If the police cannot help you, you can try filing an eviction action (also known as an unlawful detainer action) in court. This is ordinarily the type of case landlords bring against tenants who break a lease’s terms, but it can also be effective against squatters.

If eviction doesn’t work, you must file a quiet title action. In a quiet title action against an adverse possessor, you’ll probably want to argue that their possession was:

  • Not obvious at all, and a reasonable person would never think the property was occupied by the squatter
  • Taking place at the same time you were still using your property
  • Taking place with your blessing, or at least, you didn’t have a chance to say no
  • Too short to meet the time requirements of state law
  • Interrupted for months or years at a time when the squatter would leave the property unoccupied

In states that require payment of property taxes, you can also point out that the squatter never paid them — especially if you were still paying the property taxes.
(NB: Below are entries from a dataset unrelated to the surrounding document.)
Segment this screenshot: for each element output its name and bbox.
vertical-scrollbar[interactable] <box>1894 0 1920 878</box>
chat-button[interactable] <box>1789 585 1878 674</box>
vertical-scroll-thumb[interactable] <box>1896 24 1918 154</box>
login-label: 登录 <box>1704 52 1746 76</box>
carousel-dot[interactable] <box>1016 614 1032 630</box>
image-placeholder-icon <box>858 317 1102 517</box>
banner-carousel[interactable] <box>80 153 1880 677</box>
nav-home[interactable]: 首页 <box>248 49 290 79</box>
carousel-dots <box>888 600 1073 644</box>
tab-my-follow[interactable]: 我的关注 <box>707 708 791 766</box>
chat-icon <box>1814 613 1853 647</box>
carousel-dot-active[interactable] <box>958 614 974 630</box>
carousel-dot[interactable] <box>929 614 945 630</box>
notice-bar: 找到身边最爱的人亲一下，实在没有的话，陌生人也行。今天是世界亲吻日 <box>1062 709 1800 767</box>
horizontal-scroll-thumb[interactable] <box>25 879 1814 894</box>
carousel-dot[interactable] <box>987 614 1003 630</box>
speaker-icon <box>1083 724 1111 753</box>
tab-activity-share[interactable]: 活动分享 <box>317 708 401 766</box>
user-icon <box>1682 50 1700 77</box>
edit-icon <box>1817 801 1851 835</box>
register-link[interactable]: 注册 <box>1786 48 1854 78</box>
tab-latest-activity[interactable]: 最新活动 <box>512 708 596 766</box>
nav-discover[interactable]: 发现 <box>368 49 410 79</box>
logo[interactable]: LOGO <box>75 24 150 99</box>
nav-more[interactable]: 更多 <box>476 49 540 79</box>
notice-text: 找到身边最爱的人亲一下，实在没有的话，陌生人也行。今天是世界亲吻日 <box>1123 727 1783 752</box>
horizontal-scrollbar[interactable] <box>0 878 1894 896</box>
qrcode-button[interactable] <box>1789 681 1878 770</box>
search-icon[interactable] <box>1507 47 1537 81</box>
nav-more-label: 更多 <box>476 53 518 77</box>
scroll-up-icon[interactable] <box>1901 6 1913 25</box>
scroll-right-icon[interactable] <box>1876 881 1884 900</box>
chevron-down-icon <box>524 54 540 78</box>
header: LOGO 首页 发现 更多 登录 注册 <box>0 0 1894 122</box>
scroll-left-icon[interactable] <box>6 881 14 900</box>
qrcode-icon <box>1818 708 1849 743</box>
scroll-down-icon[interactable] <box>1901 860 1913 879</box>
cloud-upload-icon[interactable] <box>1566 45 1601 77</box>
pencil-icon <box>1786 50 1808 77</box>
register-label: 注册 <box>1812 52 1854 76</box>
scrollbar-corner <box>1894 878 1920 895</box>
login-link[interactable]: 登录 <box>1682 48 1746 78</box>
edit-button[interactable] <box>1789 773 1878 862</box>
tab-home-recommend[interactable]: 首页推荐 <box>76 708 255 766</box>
An Attorney Can Help Either Way

An experienced real estate attorney can give you legal advice on whether you have a case as either the true property owner or a squatter attempting to obtain legal rights.

A real estate lawyer can also discuss adverse possession cases in the context of easements and access across property lines. This is a similar topic that involves gaining access to a pathway that belongs to another property owner.

Remember that adverse possession cases are subject to the statute of limitations in the state where the property is located. So it’s better to consult with a lawyer as soon as possible to avoid losing your claim before you can even take action.